Não é questão de luxo
Não é questão de cor
É questão que fartura
Alegra o sofredor
Não é questão de preza, nêgo
A ideia é essa
Miséria traz tristeza e vice-versa
Inconscientemente vem na minha mente inteira
Na loja de tênis o olhar do parceiro feliz
De poder comprar o azul, o vermelho
O balcão, o espelho
O estoque, a modelo, não importa
Dinheiro é puta e abre as portas
Dos castelos de areia que quiser
Preto e dinheiro, são palavras rivais
E então mostra pra esses cu
Como é que faz

Lembram quando diziam que o Bolsa Família era esmola, que tinha que se ensinar a pescar e não dar o peixe? Quando o principal problema do Brasil foi o grande consumo da população ditas como classe “c, d, e”? Ou ainda que a cota nas universidades não é justo, porque cada um tem que fazer por merecer, ignorando toda a carga histórica que existe por trás disso?

Vejam como o problema nunca foi o consumo em si, mas sim quem consome.

Quem começou a ter acesso ao que antes eram negadas por sua condição social passou a ser taxado de consumista, comunistas/socialistas (ambos os termos usados de maneira enviesada como se fossem sinônimos de algo ruim, naquele velho maniqueísmo) causadoras dessa crise tamanha. Quando não colou, veio a negação do pertencimento.

“Ué, como assim você tem a mesma coisa que eu? Não era você o socialista e agora quer ter um iphone? Isso não passa de hipocrisia”.

E são essas mesmas pessoas diziam que foi do lado de cá que se criou o embate entre “eles e nós”. Fomos nós que dividimos a sociedade.

Veja bem, nós somos taxados como responsáveis por dividir uma sociedade que, desde o princípio, nunca aceitou a inclusão e a união. Não faz sentido, e não é pra fazer mesmo. Tudo isso não passa de um velho preconceito que existe desde que o mundo é mundo.

Logo mais vamo arrebentar no mundão

Vivemos em um país que, ao mesmo tempo que nos enchem de promessas e ilusões de que somos iguais e basta nos esforçarmos e sermos “pessoas de bem” para prosperarmos, fazem questão de nos manter distantes, carregados de todo o tipo de preconceito e usando-os de todas as maneiras.

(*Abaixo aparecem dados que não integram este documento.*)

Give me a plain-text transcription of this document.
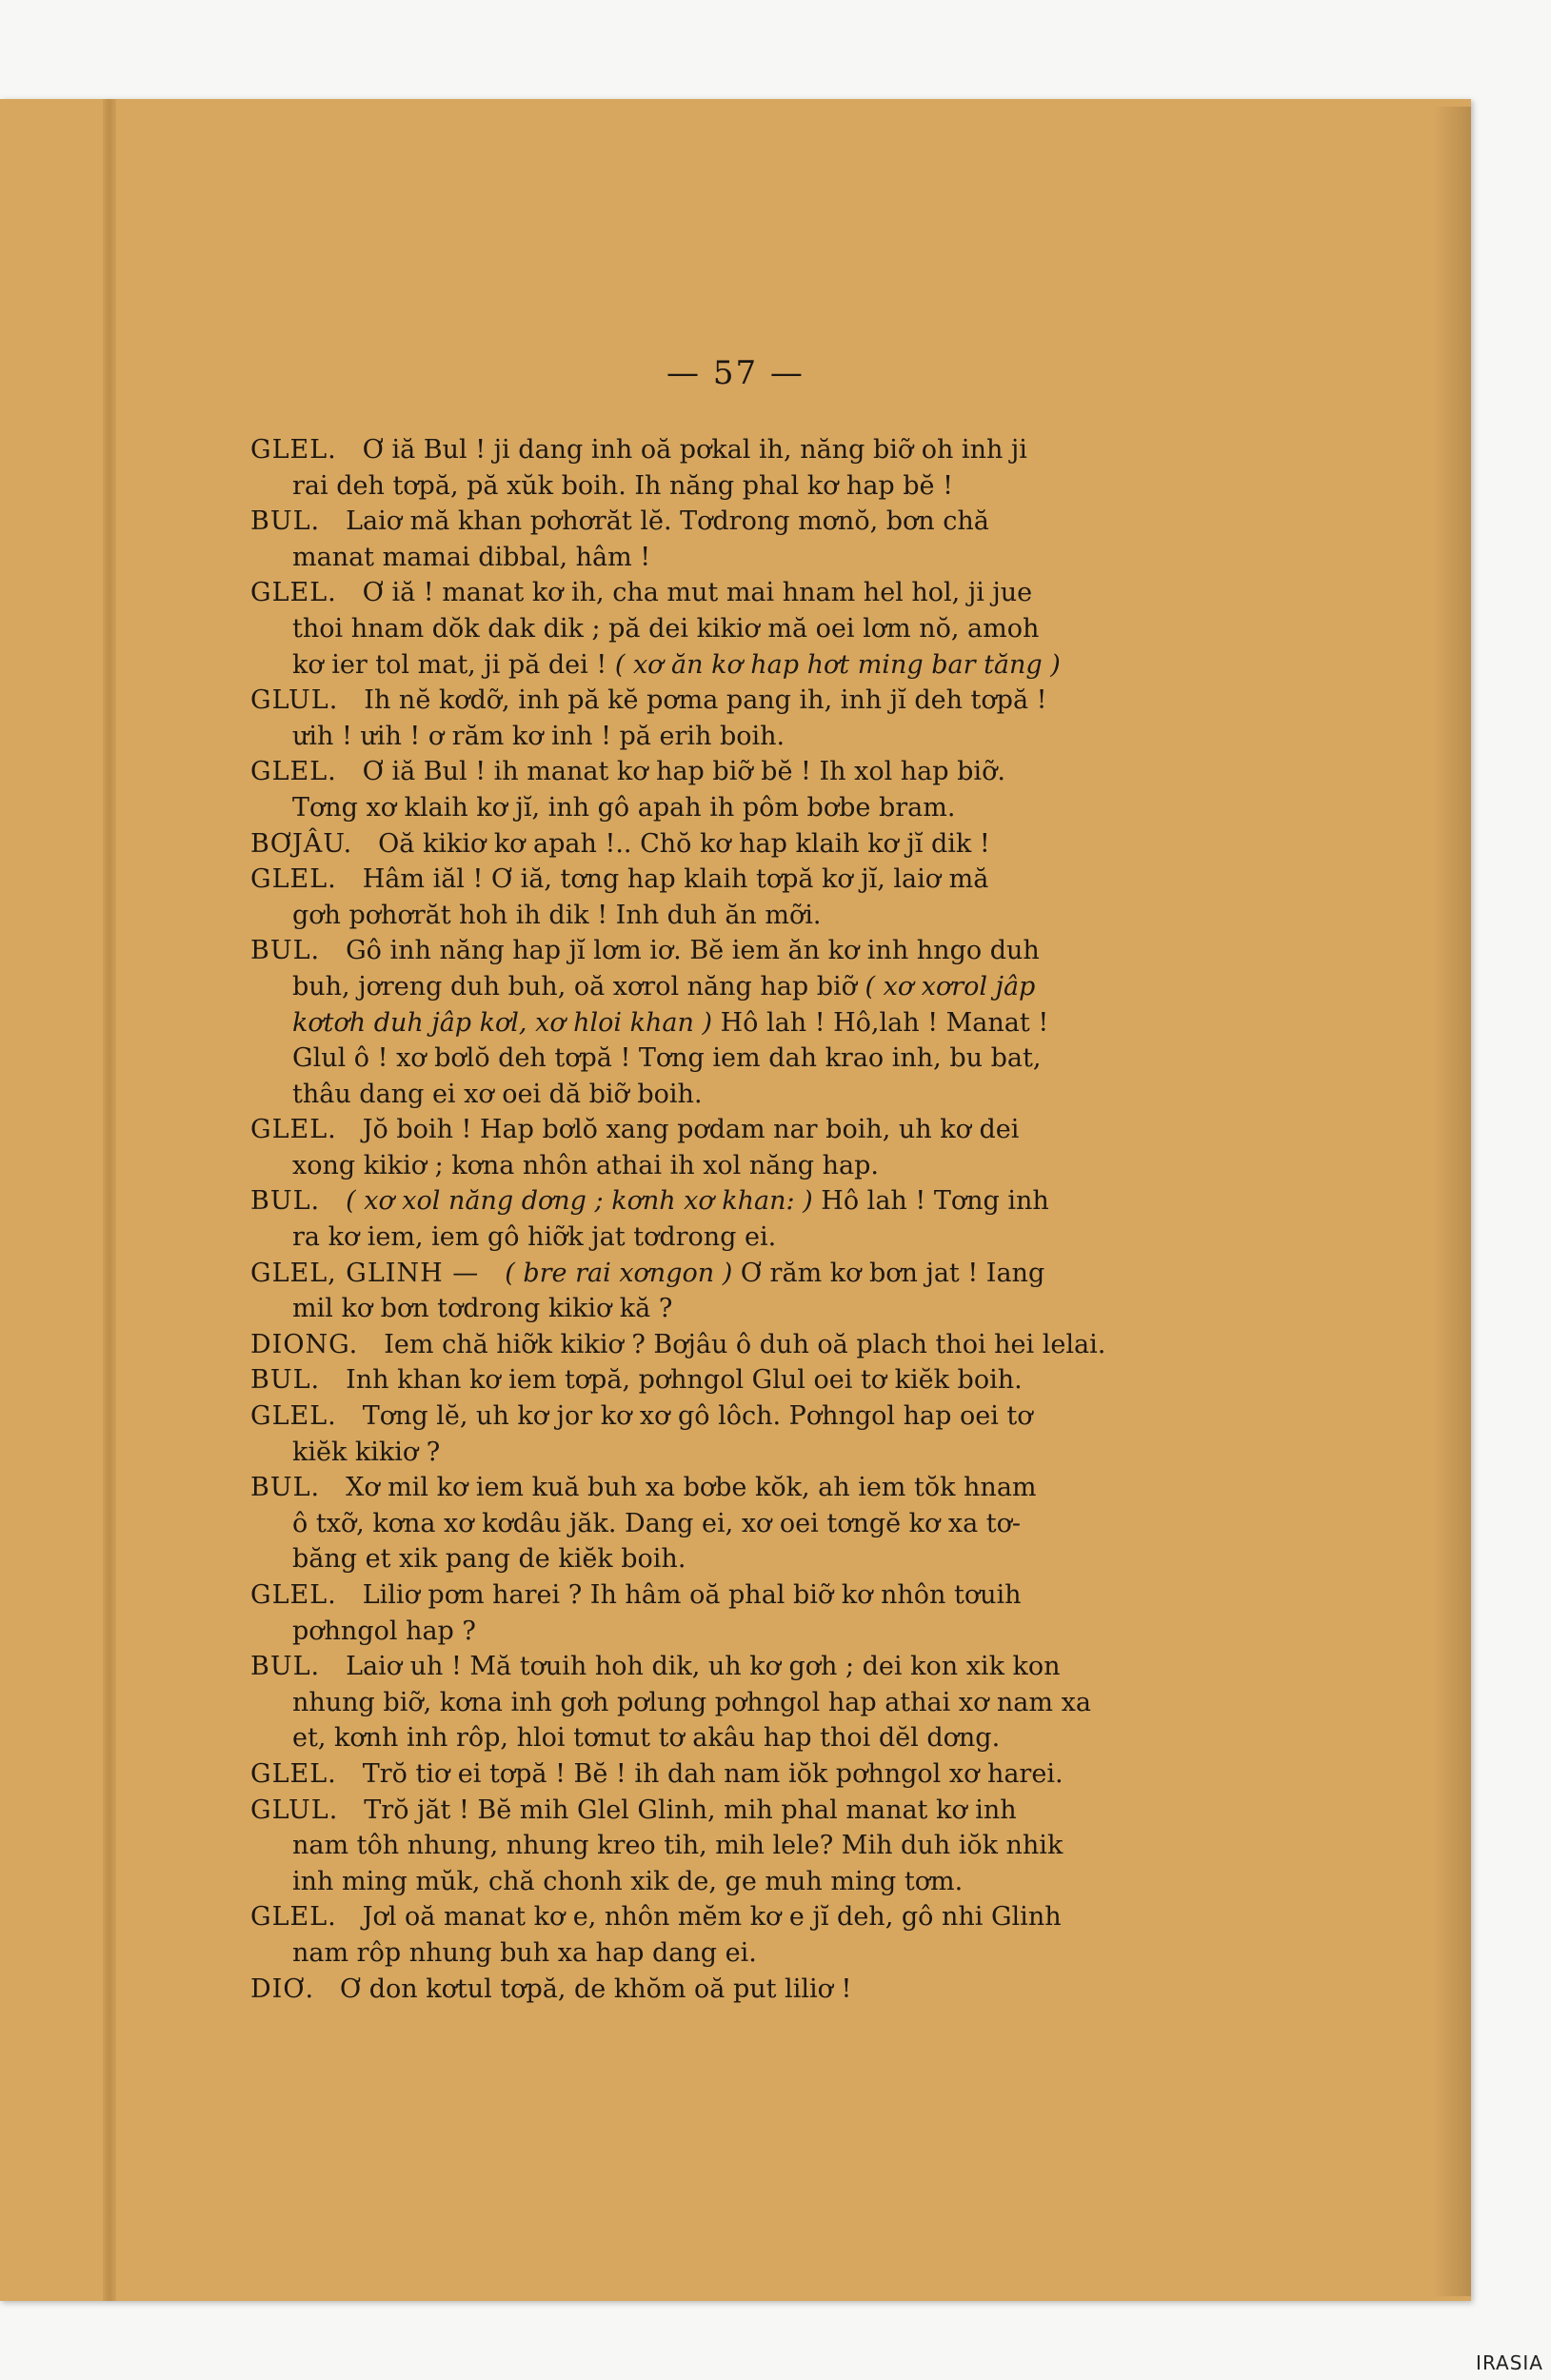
— 57 —
GLEL.  Ơ iă Bul ! ji dang inh oă pơkal ih, năng biỡ oh inh ji
rai deh tơpă, pă xŭk boih. Ih năng phal kơ hap bĕ !
BUL.  Laiơ mă khan pơhơrăt lĕ. Tơdrong mơnŏ, bơn chă
manat mamai dibbal, hâm !
GLEL.  Ơ iă ! manat kơ ih, cha mut mai hnam hel hol, ji jue
thoi hnam dŏk dak dik ; pă dei kikiơ mă oei lơm nŏ, amoh
kơ ier tol mat, ji pă dei ! ( xơ ăn kơ hap hơt ming bar tăng )
GLUL.  Ih nĕ kơdỡ, inh pă kĕ pơma pang ih, inh jĭ deh tơpă !
ưih ! ưih ! ơ răm kơ inh ! pă erih boih.
GLEL.  Ơ iă Bul ! ih manat kơ hap biỡ bĕ ! Ih xol hap biỡ.
Tơng xơ klaih kơ jĭ, inh gô apah ih pôm bơbe bram.
BƠJÂU.  Oă kikiơ kơ apah !.. Chŏ kơ hap klaih kơ jĭ dik !
GLEL.  Hâm iăl ! Ơ iă, tơng hap klaih tơpă kơ jĭ, laiơ mă
gơh pơhơrăt hoh ih dik ! Inh duh ăn mỡi.
BUL.  Gô inh năng hap jĭ lơm iơ. Bĕ iem ăn kơ inh hngo duh
buh, jơreng duh buh, oă xơrol năng hap biỡ ( xơ xơrol jâp
kơtơh duh jâp kơl, xơ hloi khan ) Hô lah ! Hô,lah ! Manat !
Glul ô ! xơ bơlŏ deh tơpă ! Tơng iem dah krao inh, bu bat,
thâu dang ei xơ oei dă biỡ boih.
GLEL.  Jŏ boih ! Hap bơlŏ xang pơdam nar boih, uh kơ dei
xong kikiơ ; kơna nhôn athai ih xol năng hap.
BUL.  ( xơ xol năng dơng ; kơnh xơ khan: ) Hô lah ! Tơng inh
ra kơ iem, iem gô hiỡk jat tơdrong ei.
GLEL, GLINH —  ( bre rai xơngon ) Ơ răm kơ bơn jat ! Iang
mil kơ bơn tơdrong kikiơ kă ?
DIONG.  Iem chă hiỡk kikiơ ? Bơjâu ô duh oă plach thoi hei lelai.
BUL.  Inh khan kơ iem tơpă, pơhngol Glul oei tơ kiĕk boih.
GLEL.  Tơng lĕ, uh kơ jor kơ xơ gô lôch. Pơhngol hap oei tơ
kiĕk kikiơ ?
BUL.  Xơ mil kơ iem kuă buh xa bơbe kŏk, ah iem tŏk hnam
ô txỡ, kơna xơ kơdâu jăk. Dang ei, xơ oei tơngĕ kơ xa tơ-
băng et xik pang de kiĕk boih.
GLEL.  Liliơ pơm harei ? Ih hâm oă phal biỡ kơ nhôn tơuih
pơhngol hap ?
BUL.  Laiơ uh ! Mă tơuih hoh dik, uh kơ gơh ; dei kon xik kon
nhung biỡ, kơna inh gơh pơlung pơhngol hap athai xơ nam xa
et, kơnh inh rôp, hloi tơmut tơ akâu hap thoi dĕl dơng.
GLEL.  Trŏ tiơ ei tơpă ! Bĕ ! ih dah nam iŏk pơhngol xơ harei.
GLUL.  Trŏ jăt ! Bĕ mih Glel Glinh, mih phal manat kơ inh
nam tôh nhung, nhung kreo tih, mih lele? Mih duh iŏk nhik
inh ming mŭk, chă chonh xik de, ge muh ming tơm.
GLEL.  Jơl oă manat kơ e, nhôn mĕm kơ e jĭ deh, gô nhi Glinh
nam rôp nhung buh xa hap dang ei.
DIƠ.  Ơ don kơtul tơpă, de khŏm oă put liliơ !
IRASIA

A questão sempre foi o acesso e só tenho uma coisa pra te contar: se o grande problema for o acesso das camadas mais baixas aos produtos e lugares, quero dizer que estamos chegando. Quer gostem ou não.

E, olha, até que é bacana esse lugar. Vou ver se colo aqui com meu boot novo. Vou chamar os parceiros e as parceiras pra colar também.

Se não curtiu, melhor zarpar, porque não pretendemos sair daqui tão cedo.